Terrywallaceite is a rare silver-lead-antimony sulfosalt mineral found in hydrothermal vein deposits. It is primarily identified in lab settings via electron microprobe analysis, appearing as small, opaque metallic grains within associated sulfide assemblages.
Is this terrywallaceite?
5-step field checkRun through these checks against the specimen in your hand. The more boxes tick, the more confident the ID.
- 1Test the hardnessTry to scratch terrywallaceite with a known reference. Terrywallaceite sits at Mohs 2.5 — softer than the next harder reference, harder than the previous one.
- 2Check the streakDrag the specimen across an unglazed porcelain plate. Terrywallaceite leaves a black streak.
- 3Read the lusterHold the specimen under a strong light. Terrywallaceite typically shows a metallic luster.
- 4Match the color rangeCompare against the expected color range: black, gray.
- 5Look at form & habitCrystal system: monoclinic. Typical habit: anhedral grains, massive.
Often confused with
Terrywallaceite vs. its common look-alikes — and how to tell them apart in the field.
Often found alongside terrywallaceite
Minerals reported to co-occur with terrywallaceite.

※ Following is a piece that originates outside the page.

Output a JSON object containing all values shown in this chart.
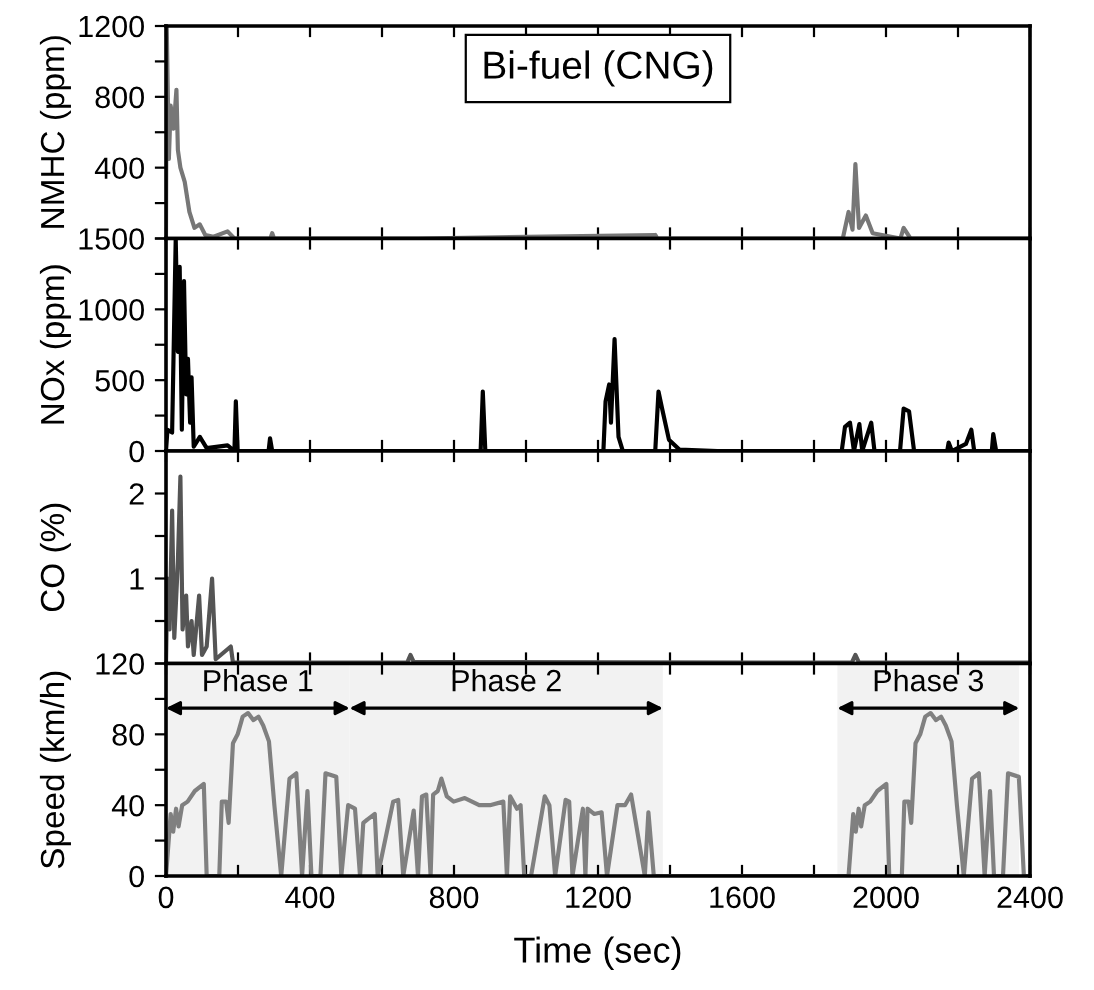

Spotting these in float or country rock is a strong cue you are in the right ground.
All properties
- Chemical formula
- Ag₃PbSb₃S₇
- Mohs hardness
- 2.5
- Density
- 6.85 g/cm³
- Streak
- Black
- Luster
- Metallic
- Transparency
- Opaque
- Crystal system
- Monoclinic
- Crystal habit
- Anhedral Grains, Massive
- Cleavage
- None
- Rarity
- Rare
- Uses
- Collector
- Host rock
- Hydrothermal Veins
- Typical price
- $100-500+ per specimen
Where rockhounds find terrywallaceite
Classic worldwide localities
- San Jose mine, Oruro, Bolivia
Field-hunting tip
Look in hydrothermal veins country — that is the host setting where terrywallaceite typically forms. If you start seeing pyrite, quartz, galena in float, you are in the right ground. Field specimens usually show a anhedral grains, massive habit, so train your eye for that shape before scanning the outcrop.